Alors que la plupart des ordres juridiques européens reconnaissent un droit à la nationalité, ni la Charte Africaine des droits de l’homme et des peuples, ni le Congo ni le Cameroun ne l’admettent. Les deux pays sont néanmoins signataires de la Convention relative aux droits de l’enfant et ne reconnaissent donc que le droit pour l’enfant d’acquérir une nationalité (article 7 de la Convention).

Pourtant, la nationalité est un sujet important non seulement par rapport aux conséquences qu’elle produit mais, aussi par rapport à ce qu’elle représente : elle est un élément à part entière de l’identité d’un individu. Elle l’individualise dans la société et le rattache à une Nation.

De ce fait et pour plusieurs autres raisons, de nombres Etats admettent la possibilité de posséder une double nationalité, parfois sous certaines conditions. Aujourd’hui, seule une poignée de pays africains interdisent complètement la double nationalité. Le Cameroun et la République démocratique du Congo font partie de ces pays. Nous avons donc décidé de nous pencher sur les positions que tiennent ces États et les raisons qui les justifient. 

1. Le cas de la république démocratique du Congo : la problématique de la nationalité de la communauté rwandophone

La législation congolaise relative à la nationalité, et à la double nationalité a fait l’objet de plusieurs revirements. La question substantielle de tous ces changements était la date d’installation des autochtones sur le territoire du Congo (c’est une question qui touche plus particulièrement la communauté rwandophone dans l’est du pays).

Le premier acte législatif traitant de la question remonte au 27 décembre 1892. Alors appelé Etat indépendant du Congo, Léopold adopte un décret considérant comme congolais l’individu né sur le territoire congolais (jus solis) et descendant d’un Congolais (jus sanguinis). Lorsque le Congo devient officiellement une colonie belge en 1908, les Congolais deviennent alors des sujets belges mais ne jouissent pas de droits civils. C’est finalement avec l’adoption d’une ordonnance le 6 novembre 1959 faisant suite à la Table ronde pour l’indépendance que le droit de vote est reconnu pour les Congolais et les Rwandais.

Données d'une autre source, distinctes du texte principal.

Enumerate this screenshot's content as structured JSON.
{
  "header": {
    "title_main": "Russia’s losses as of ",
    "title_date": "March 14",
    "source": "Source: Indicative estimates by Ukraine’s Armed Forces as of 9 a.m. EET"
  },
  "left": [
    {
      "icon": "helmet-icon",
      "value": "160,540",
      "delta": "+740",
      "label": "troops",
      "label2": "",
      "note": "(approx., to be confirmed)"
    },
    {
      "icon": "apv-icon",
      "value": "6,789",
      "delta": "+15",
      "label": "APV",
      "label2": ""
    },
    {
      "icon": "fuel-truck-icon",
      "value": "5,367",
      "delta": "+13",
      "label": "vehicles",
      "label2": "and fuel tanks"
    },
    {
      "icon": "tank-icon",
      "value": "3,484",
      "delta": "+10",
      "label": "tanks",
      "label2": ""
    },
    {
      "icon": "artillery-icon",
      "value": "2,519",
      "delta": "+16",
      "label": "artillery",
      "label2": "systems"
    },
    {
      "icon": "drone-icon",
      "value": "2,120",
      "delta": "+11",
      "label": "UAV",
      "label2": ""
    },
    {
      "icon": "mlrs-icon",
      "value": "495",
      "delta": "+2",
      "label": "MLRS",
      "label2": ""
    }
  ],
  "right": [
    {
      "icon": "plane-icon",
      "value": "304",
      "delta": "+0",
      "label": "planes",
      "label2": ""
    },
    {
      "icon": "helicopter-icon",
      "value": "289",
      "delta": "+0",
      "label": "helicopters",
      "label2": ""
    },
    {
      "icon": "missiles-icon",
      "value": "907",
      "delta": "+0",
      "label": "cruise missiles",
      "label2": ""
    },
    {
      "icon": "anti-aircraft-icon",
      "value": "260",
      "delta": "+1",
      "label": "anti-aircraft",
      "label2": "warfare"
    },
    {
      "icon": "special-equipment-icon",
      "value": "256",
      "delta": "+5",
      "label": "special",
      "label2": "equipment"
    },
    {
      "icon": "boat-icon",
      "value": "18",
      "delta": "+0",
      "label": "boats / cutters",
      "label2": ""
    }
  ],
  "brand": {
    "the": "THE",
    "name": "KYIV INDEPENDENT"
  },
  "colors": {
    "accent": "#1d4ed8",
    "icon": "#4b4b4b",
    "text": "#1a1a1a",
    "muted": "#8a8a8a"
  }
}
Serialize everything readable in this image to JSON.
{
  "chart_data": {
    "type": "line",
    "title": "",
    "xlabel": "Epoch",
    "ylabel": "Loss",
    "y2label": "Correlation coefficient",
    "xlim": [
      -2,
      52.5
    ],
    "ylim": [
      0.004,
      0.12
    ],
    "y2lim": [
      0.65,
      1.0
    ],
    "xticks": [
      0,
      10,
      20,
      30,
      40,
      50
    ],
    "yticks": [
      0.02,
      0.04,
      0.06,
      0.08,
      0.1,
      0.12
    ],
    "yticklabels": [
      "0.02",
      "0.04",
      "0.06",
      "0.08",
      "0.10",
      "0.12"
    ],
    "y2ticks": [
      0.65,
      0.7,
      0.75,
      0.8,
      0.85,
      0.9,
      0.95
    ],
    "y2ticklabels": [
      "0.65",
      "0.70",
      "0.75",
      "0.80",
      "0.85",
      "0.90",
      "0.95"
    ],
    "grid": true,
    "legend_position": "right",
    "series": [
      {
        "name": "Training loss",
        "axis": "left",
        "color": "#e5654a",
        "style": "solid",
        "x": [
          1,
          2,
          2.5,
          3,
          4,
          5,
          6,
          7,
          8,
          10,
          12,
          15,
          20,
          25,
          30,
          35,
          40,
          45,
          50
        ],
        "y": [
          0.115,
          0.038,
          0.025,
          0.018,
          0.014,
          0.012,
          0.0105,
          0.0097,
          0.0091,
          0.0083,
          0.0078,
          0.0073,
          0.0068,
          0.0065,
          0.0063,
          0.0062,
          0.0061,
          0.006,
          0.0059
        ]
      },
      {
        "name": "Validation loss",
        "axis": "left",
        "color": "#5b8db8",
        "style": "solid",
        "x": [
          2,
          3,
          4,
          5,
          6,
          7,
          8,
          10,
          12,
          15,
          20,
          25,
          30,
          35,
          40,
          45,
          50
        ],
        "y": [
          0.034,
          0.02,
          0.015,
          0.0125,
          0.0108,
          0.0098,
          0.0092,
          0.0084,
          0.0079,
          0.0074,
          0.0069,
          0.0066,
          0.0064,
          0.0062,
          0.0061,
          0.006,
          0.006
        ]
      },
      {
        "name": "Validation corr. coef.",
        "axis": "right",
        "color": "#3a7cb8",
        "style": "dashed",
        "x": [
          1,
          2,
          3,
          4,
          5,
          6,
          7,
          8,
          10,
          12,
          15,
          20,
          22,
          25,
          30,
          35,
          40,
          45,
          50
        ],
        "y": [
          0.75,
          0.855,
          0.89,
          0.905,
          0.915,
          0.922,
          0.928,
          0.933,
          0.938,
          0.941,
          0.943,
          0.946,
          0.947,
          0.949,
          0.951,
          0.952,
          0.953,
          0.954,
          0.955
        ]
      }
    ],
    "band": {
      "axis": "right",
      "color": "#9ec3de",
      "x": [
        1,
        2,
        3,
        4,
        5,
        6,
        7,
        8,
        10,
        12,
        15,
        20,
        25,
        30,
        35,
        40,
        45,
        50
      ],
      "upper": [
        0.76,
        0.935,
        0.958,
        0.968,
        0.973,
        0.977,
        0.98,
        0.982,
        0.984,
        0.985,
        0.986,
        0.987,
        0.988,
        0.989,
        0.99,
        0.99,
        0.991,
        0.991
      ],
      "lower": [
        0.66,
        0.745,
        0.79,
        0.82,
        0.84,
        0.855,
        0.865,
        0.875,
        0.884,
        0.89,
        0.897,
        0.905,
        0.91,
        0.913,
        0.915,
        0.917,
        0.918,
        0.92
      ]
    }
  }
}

La Constitution de Luluabourg du 1er Août 1964 pose pour la première fois le principe d’unicité et d’exclusivité de la nationalité congolaise. Elle dispose en son article 6 qu’il « existe une seule nationalité congolaise ». Ainsi, elle vient abroger le décret de 1892 et considère alternativement le droit du sol ou le droit du sang pour la reconnaissance de la nationalité congolaise, là où le décret exigeait les deux. Concernant la date d’installation de la tribu à prendre en considération pour l’établissement de celle-ci sur le territoire congolais, elle se place à la date du 18 octobre 1908.

En 1971 arrivent les premières élections législatives sous la présidence de Mobutu. Barthélémy Bisengimana, alors directeur du bureau du président, Tutsi originaire du Nord Kivu souhaite clarifier le statut des rwandophones afin de leur permettre de voter. Ainsi, la même année, une loi-ordonnance est adoptée. Celle-ci reconnait aux personnes originaires du Rwanda et du Burundi arrivées avant le 30 juin 1960 la nationalité congolaise. En effet, la plupart transplantées sous la colonisation belge, ces personnes ne pouvaient pas se prévaloir d’une nationalité congolaise selon la Constitution de 1964 puisqu’elles étaient arrivées après 1908.

Un an plus tard, en 1972, une nouvelle loi-ordonnance est adoptée. A son tour, elle vient modifier la date d’installation. Elle considère les personnes originaires du Rwanda et du Burundi résidentes au 1er janvier 1950 comme congolaises à dater du 30 juin 1960, date de l’indépendance. Ces lois, appelées lois Bisengimana, viennent donner automatiquement la nationalité collective aux Banyrwanda arrivés dans le pays après 1908. Pour établir la nationalité congolaise devant un tribunal, l’existence de présomptions graves, concordantes et précises était suffisante. Ce standard de preuves bien connu en droit vient alléger la charge de la preuve et facilite la reconnaissance de la nationalité zaïroise à un peuple dont la « congolité » est sujette à contestations.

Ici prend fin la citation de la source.